Kids' cultural icons won't necessarily come from TV in the future, says professor Bryant. Nor are icons likely to take hold as quickly as they did when viewing was more concentrated. He anticipates video games and the Internet driving the common threads that run through popular culture. "The nonmass media ... will increasingly provide the stimulus for the new cultural phenomenons," he says, but notes they won't be "symbols whereby everyone recognizes what the icon is."

"By and large," he says, "you'll never see it at the same level as the Bugs Bunny phenomenon or the Road Runner phenomenon or the Mickey Mouse Club - where everyone in a generation recognizes who these characters were."

Part of the reason is that everybody is watching at different times. Now that they know they can find something on TV to watch 24 hours a day, children - like adults - have adapted their TV-watching habits to fit around their increasingly busy schedules. "You see the first signs of it in the late '80s, but the '90s is an entirely different paradigm for watching television," says Professor Burke. "There isn't a concentrated day of four to five hours of intense television watching. It means that Saturday mornings have been reclaimed for soccer practice."

Originally, he says, Saturday went to the kids because "no adult would be caught dead watching" so early. But infomercials and weekend editions of morning shows are more prevalent. ABC, the only one of the original Big 3 networks to air five hours of kids TV on Saturday mornings (courtesy of parent company Disney), is even exploring the idea of adding a Saturday edition of "Good Morning America." NBC and CBS already air editions of their morning shows.

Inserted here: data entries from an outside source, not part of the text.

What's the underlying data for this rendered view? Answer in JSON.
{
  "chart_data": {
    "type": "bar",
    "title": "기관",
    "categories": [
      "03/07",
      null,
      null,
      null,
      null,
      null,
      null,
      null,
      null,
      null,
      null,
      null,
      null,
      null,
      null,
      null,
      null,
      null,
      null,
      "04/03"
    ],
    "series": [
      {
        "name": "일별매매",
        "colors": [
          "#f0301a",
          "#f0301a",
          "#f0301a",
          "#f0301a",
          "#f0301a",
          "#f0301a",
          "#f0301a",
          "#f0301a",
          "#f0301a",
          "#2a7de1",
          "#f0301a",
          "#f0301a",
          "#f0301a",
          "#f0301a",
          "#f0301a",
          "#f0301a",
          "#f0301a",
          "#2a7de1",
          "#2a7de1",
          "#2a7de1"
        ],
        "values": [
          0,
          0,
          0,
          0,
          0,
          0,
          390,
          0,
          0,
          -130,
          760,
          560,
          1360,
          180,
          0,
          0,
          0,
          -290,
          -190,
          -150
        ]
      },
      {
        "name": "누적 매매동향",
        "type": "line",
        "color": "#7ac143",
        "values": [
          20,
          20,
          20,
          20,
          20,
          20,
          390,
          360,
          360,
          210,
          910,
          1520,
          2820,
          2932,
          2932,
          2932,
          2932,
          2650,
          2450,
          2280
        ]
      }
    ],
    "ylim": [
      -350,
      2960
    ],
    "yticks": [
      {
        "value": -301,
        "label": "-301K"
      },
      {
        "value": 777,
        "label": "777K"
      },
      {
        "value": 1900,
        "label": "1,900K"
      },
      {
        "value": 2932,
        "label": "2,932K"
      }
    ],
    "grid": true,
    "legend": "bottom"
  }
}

With cable networks focusing on kids, traditional broadcasters no longer have to feel responsible for serving children much beyond the three hours of educational programming the government requires of them, says Bryant. And kids' shows don't generate big ad dollars for networks, especially in a recession.

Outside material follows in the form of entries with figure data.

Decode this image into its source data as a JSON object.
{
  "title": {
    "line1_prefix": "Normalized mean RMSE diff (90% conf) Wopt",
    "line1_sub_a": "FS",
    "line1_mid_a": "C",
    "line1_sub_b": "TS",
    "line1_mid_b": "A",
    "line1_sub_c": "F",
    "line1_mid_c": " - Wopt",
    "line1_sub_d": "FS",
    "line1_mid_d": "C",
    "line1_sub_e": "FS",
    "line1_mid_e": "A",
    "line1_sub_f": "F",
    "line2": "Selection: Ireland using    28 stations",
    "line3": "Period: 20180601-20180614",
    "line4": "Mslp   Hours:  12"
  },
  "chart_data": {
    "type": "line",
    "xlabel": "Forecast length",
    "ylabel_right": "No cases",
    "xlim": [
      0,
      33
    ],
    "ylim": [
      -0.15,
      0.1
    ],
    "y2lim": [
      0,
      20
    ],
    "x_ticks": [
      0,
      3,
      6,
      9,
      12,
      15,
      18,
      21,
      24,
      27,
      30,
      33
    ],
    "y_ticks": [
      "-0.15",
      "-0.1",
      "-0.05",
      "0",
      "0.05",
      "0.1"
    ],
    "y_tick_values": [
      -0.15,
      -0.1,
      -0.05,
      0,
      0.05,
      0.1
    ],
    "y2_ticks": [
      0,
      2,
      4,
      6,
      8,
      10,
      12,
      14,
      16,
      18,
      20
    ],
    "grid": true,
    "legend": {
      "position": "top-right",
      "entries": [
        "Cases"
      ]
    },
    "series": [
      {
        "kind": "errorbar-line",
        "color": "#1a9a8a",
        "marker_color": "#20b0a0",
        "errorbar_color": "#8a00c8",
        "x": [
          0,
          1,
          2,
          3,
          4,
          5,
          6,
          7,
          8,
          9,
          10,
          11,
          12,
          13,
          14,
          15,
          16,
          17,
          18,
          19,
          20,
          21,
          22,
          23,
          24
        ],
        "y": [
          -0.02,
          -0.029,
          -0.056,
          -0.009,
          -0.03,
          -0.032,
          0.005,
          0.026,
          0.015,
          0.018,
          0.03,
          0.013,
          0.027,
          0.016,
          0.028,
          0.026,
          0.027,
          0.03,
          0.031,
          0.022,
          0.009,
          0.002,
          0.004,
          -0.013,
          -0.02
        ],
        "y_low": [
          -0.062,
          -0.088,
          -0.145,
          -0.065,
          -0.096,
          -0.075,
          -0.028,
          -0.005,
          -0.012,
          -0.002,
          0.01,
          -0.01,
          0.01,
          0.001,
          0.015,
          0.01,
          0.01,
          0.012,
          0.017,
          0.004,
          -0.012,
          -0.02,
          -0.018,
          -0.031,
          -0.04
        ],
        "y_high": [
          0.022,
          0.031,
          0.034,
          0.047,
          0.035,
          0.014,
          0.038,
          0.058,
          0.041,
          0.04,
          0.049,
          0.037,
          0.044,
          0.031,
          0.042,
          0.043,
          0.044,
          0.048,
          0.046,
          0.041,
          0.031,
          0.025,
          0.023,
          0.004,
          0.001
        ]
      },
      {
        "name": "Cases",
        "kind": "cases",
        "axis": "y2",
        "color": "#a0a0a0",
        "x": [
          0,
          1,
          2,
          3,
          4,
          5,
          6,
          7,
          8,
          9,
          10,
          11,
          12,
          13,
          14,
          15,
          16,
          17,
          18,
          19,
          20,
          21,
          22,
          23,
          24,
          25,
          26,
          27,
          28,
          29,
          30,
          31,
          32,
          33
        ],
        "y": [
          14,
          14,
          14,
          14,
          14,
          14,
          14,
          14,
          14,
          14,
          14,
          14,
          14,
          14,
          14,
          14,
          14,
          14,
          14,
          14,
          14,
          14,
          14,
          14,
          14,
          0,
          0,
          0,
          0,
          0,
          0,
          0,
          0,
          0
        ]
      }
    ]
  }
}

"One of the reasons there's a sea change at the moment is because the networks are not getting the same returns in the kid business on their investment. And that's due to the softness in the market, along with the incredible competition," says Cyma Zarghami, executive vice president of Nickelodeon.

The traditional networks did spark widespread hits as recently as the 1990s, with Fox's "Mighty Morphin Power Rangers" and the WB's "Pokémon." More recently - even before NBC's deal with Discovery - networks were borrowing from cable channels with bigger libraries: ABC uses shows from Disney, while CBS has seen improved ratings recently by using pre-school programs from Nickelodeon in its Saturday lineup.

But it is kids with cable who have a better chance of seeing the shows with all the buzz, like Nickelodeon's "Spongebob Squarepants," or the Cartoon Network's crime-fighting "Powerpuff Girls."

Nickelodeon - now 22 years old - has the top-rated programs on all of cable TV (excluding premium channels). No. 1 is "Spongebob," a cartoon about a kitchen sponge who lives at the bottom of the ocean. It is neck-in-neck with another Nick favorite, "Rugrats."

It is cable channels where the cutting-edge kids' cartoons are being created today. "The great success of cable programmers has raised the bar for everyone - helped create a more demanding audience, which in turn has led to better programming all around," says Jonathan Barzilay, senior vice president of ABC Kids and cable channel Toon Disney.

Adults longing for the nostalgia of their youth, will have to look to The Cartoon Network and websites like yesterdayland.com. As pop-culture professor Bob Thompson puts it, with cable, "All of the sudden, Saturday morning isn't all that important anymore."